ICAEW Business Confidence Monitor (BCM): South West
Q2 2021: Business Confidence Index surges to near-record high
- South West companies suffered sharp falls in activity over the last year, particularly in domestic sales.
- Profit levels have sunk. Reflecting the difficult financial environment, late payments are a prominent challenge in the region.
- Employment has declined over the last year, although the cuts here would probably have been much deeper without the furlough scheme.
- Customer demand remains the most widespread challenge. Regulatory requirements and transport problems are also growing sources of difficulty.
- Even so, the Business Confidence Index has risen dramatically, largely due to the progress made in vaccine distributions and consequent expectations of a return to more normal trading conditions.
- Businesses forecast record growth for domestic sales in the year ahead, while exports may also expand sharply. This should push up employment levels.
- Profits should also markedly improve over the next year, providing a basis for much stronger investment rates.
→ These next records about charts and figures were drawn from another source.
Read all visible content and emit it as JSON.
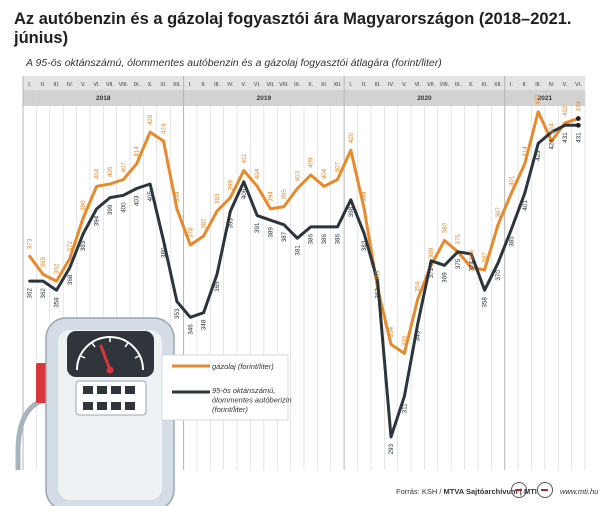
{
  "title": "Az autóbenzin és a gázolaj fogyasztói ára Magyarországon (2018–2021. június)",
  "subtitle": "A 95-ös oktánszámú, ólommentes autóbenzin és a gázolaj fogyasztói átlagára (forint/liter)",
  "footer": {
    "source_prefix": "Forrás: KSH / ",
    "source_bold": "MTVA Sajtóarchívum | MTI",
    "url": "www.mti.hu"
  },
  "colors": {
    "diesel": "#e8892b",
    "petrol": "#2c343c",
    "grid": "#d4d4d4",
    "header_bg": "#d2d2d2",
    "header_rows_bg": "#e4e4e4"
  },
  "icons": [
    "fuel-pump-icon",
    "mti-logo-icon",
    "mtva-logo-icon"
  ],
  "chart_data": {
    "type": "line",
    "title": "Az autóbenzin és a gázolaj fogyasztói ára Magyarországon (2018–2021. június)",
    "subtitle": "A 95-ös oktánszámú, ólommentes autóbenzin és a gázolaj fogyasztói átlagára (forint/liter)",
    "years": [
      "2018",
      "2019",
      "2020",
      "2021"
    ],
    "month_labels": [
      "I.",
      "II.",
      "III.",
      "IV.",
      "V.",
      "VI.",
      "VII.",
      "VIII.",
      "IX.",
      "X.",
      "XI.",
      "XII.",
      "I.",
      "II.",
      "III.",
      "IV.",
      "V.",
      "VI.",
      "VII.",
      "VIII.",
      "IX.",
      "X.",
      "XI.",
      "XII.",
      "I.",
      "II.",
      "III.",
      "IV.",
      "V.",
      "VI.",
      "VII.",
      "VIII.",
      "IX.",
      "X.",
      "XI.",
      "XII.",
      "I.",
      "II.",
      "III.",
      "IV.",
      "V.",
      "VI."
    ],
    "ylim": [
      285,
      440
    ],
    "grid": true,
    "legend_position": "bottom-center",
    "series": [
      {
        "name": "gázolaj (forint/liter)",
        "values": [
          373,
          365,
          362,
          372,
          390,
          404,
          405,
          407,
          414,
          428,
          424,
          394,
          378,
          382,
          393,
          399,
          411,
          404,
          394,
          395,
          403,
          409,
          404,
          407,
          420,
          394,
          359,
          334,
          330,
          354,
          369,
          380,
          375,
          368,
          367,
          387,
          401,
          414,
          437,
          424,
          432,
          434
        ]
      },
      {
        "name": "95-ös oktánszámú, ólommentes autóbenzin (forint/liter)",
        "values": [
          362,
          362,
          358,
          368,
          383,
          394,
          399,
          400,
          403,
          405,
          380,
          353,
          346,
          348,
          365,
          393,
          406,
          391,
          389,
          387,
          381,
          386,
          386,
          386,
          398,
          383,
          362,
          293,
          311,
          343,
          371,
          369,
          375,
          374,
          358,
          370,
          385,
          401,
          423,
          428,
          431,
          431
        ]
      }
    ]
  }
}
The Business Confidence Index has improved considerably in Q2 2021, rising to a near-record high of +34.1. While immediate business conditions remain very challenging, it is clear that sentiment has been lifted by the quick roll-out of vaccines. This has fuelled expectations of a sharp rebound in economic activity and sales in 2021 and into 2022.
Domestic sales, exports growth and customer demand as a challenge
The improvement in confidence reflects optimism for the year ahead. However, the past 12 months have been extremely difficult for companies in the South West, with domestic and international demand collapsing during the pandemic, and businesses also facing challenges in meeting even the reduced levels of demand. In the year to Q2 2021, domestic sales contracted by 2.7%, the sharpest fall in the region on record. This is also one percentage point weaker than the national decline of 1.7%. Exports are also down on a year ago, albeit at the slightly more modest rate of 0.8%.
Against that backdrop, it is unsurprising that customer demand is the most widely cited growing challenge among businesses in the South West. In Q2 2021, 48% of companies are experiencing this, over 20 percentage points above the rate from a year ago and the second highest proportion across the UK, behind the East Midlands.
Associated with the falls in sales, businesses have cut their employee numbers. Over the past 12 months, employment has contracted by 1.1%. It is likely that the drop here would have been more severe without the government’s furlough scheme. For comparison, after the global financial crisis staff levels fell at the steeper rate of 2.2%.
Related to the weak demand environment, the proportions of companies reporting the availability of management (8%) and non-management skills (8%) as more pressing issues are well below their historical averages.
Profits growth and late payments as a challenge
Sharp declines in sales have also impeded profits, which have fallen by 1.4% over the last year. Symptomatic of this challenging financial environment, late payments are a more pressing issue for 29% of companies, compared to just 15% a year ago.
With businesses enduring weak demand and a great deal of uncertainty, investment spending has been restricted. Capital investment rates have barely changed over the last 12 months, rising by a mere 0.1%.
Despite the rise in confidence, many uncertainties and challenges remain, including difficult conditions around the world and the course that the COVID-19 pandemic will take. Related to these underlying concerns, there are several growing challenges that businesses face in the region. While customer demand and late payments are prominent concerns, so too are regulatory requirements. A third of businesses cite this in Q2 2021, continuing the upward trend of recent quarters. COVID-related restrictions are likely to be a factor behind this, with difficulties in adapting to the new UK-EU trade agreement another possible reason.
Containment measures, both domestically and internationally, have adversely impacted the ability of companies to operate and fulfil demand. With some parts of the South West geographically isolated, it is perhaps unsurprising that transport problems have risen sharply over the last year as a growing problem: 18% of companies report this issue in Q2 2021, compared to just 5% a year ago.
Prospects for the next 12 months
Although it has been a tough year and challenges still persist, the South West’s Business Confidence Index has climbed to a near-record level in Q2 2021. This doubtless relates to the prospect of a rebound in sales as vaccines are distributed and lockdown measures ease. Some businesses in the region may also gain from a possible rise in domestic tourism this year, as international travel restrictions persist. Domestic sales (7.7%) and exports (4.4%) are both set to rise at sharper rates than nationally over the next 12 months. Growth in the former, if achieved, would be the fastest seen in the region since the survey began in 2004. As demand returns, companies also anticipate a 2.4% increase in employment. This improved sales environment should also help lift profits by 6.7%. In turn, this is likely to help companies increase capital spending (2.8%) at its fastest rate in over a decade.